O Cuma, saat 11.00’de, bir telefon konuşmasında ansızın sızlayan burnum ve gözlerimden sessizce süzülen birkaç damla yaşın sebebini, telefonun öte yanındaki sese sordum; “Bana ne oluyor? Durup dururken ağlıyorum.”
Cevap, “Yaşlanıyorsun artık!” oldu.
Halbuki en çok gülmekle eleştirilirdim!
Oysa tam burnumun sızladığı o sırada, Zürih’te saat 10.00’da, Şafak Pavey tren istasyonunda kurulan seyyar hastanede, bilinci ve metaneti yerinde, ameliyat olmaktaydı.
Bunu ertesi gün öğrenecektim. Ve diğer şeyleri de…

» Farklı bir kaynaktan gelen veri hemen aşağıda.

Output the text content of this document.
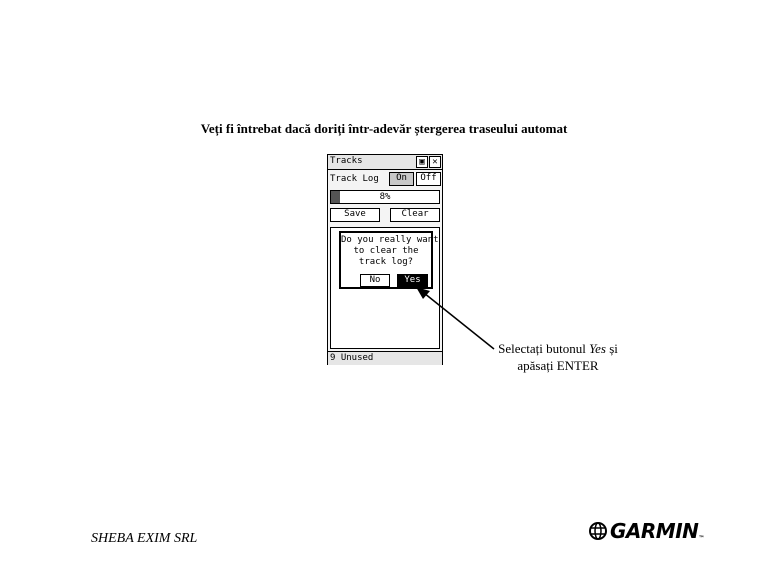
Veți fi întrebat dacă doriți într-adevăr ștergerea traseului automat
Tracks	▣ ✕
Track Log	On	Off
8%
Save	Clear
Do you really want
to clear the
track log?
No	Yes
9 Unused
Selectați butonul Yes și
apăsați ENTER
SHEBA EXIM SRL	GARMIN™
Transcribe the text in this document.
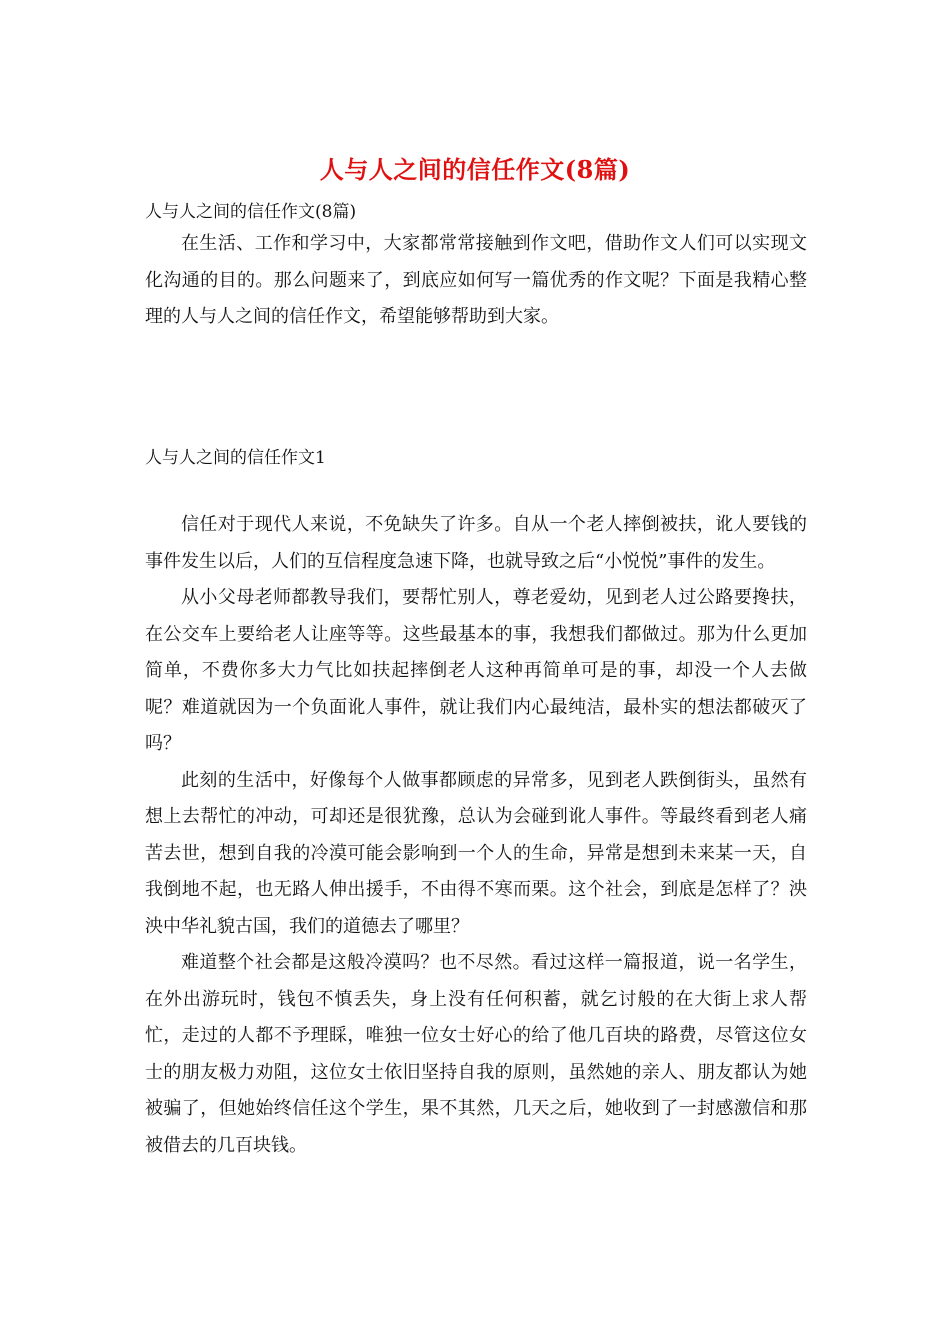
人与人之间的信任作文(8篇)
人与人之间的信任作文(8篇)

在生活、工作和学习中，大家都常常接触到作文吧，借助作文人们可以实现文化沟通的目的。那么问题来了，到底应如何写一篇优秀的作文呢？下面是我精心整理的人与人之间的信任作文，希望能够帮助到大家。

人与人之间的信任作文1

信任对于现代人来说，不免缺失了许多。自从一个老人摔倒被扶，讹人要钱的事件发生以后，人们的互信程度急速下降，也就导致之后“小悦悦”事件的发生。

从小父母老师都教导我们，要帮忙别人，尊老爱幼，见到老人过公路要搀扶，在公交车上要给老人让座等等。这些最基本的事，我想我们都做过。那为什么更加简单，不费你多大力气比如扶起摔倒老人这种再简单可是的事，却没一个人去做呢？难道就因为一个负面讹人事件，就让我们内心最纯洁，最朴实的想法都破灭了吗？

此刻的生活中，好像每个人做事都顾虑的异常多，见到老人跌倒街头，虽然有想上去帮忙的冲动，可却还是很犹豫，总认为会碰到讹人事件。等最终看到老人痛苦去世，想到自我的冷漠可能会影响到一个人的生命，异常是想到未来某一天，自我倒地不起，也无路人伸出援手，不由得不寒而栗。这个社会，到底是怎样了？泱泱中华礼貌古国，我们的道德去了哪里？

难道整个社会都是这般冷漠吗？也不尽然。看过这样一篇报道，说一名学生，在外出游玩时，钱包不慎丢失，身上没有任何积蓄，就乞讨般的在大街上求人帮忙，走过的人都不予理睬，唯独一位女士好心的给了他几百块的路费，尽管这位女士的朋友极力劝阻，这位女士依旧坚持自我的原则，虽然她的亲人、朋友都认为她被骗了，但她始终信任这个学生，果不其然，几天之后，她收到了一封感激信和那被借去的几百块钱。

Şafak’ın doktoruna üst yanına savrulmuş kolunu ve parçalanmış bacağını göstererek“Kurtarabilir misiniz?” dediğini, doktorun “Üzgünüm, hayır” cevabını verdiğini veŞafak”ın “Öyleyse kalanları kurtarmalısın, yoksa annem çok üzülür,” dediğini ve sonra Üniversgspital Hastanesi’ndeki bütün sağlık ekibini şaşkın hayranlıklara garkettiğini ve Dr. Gabriela’nın “Cesaret ve metanet genetiktir” dediğini…
Hayatın bütün çığlıkları gece yarısı duyulur sanırdım.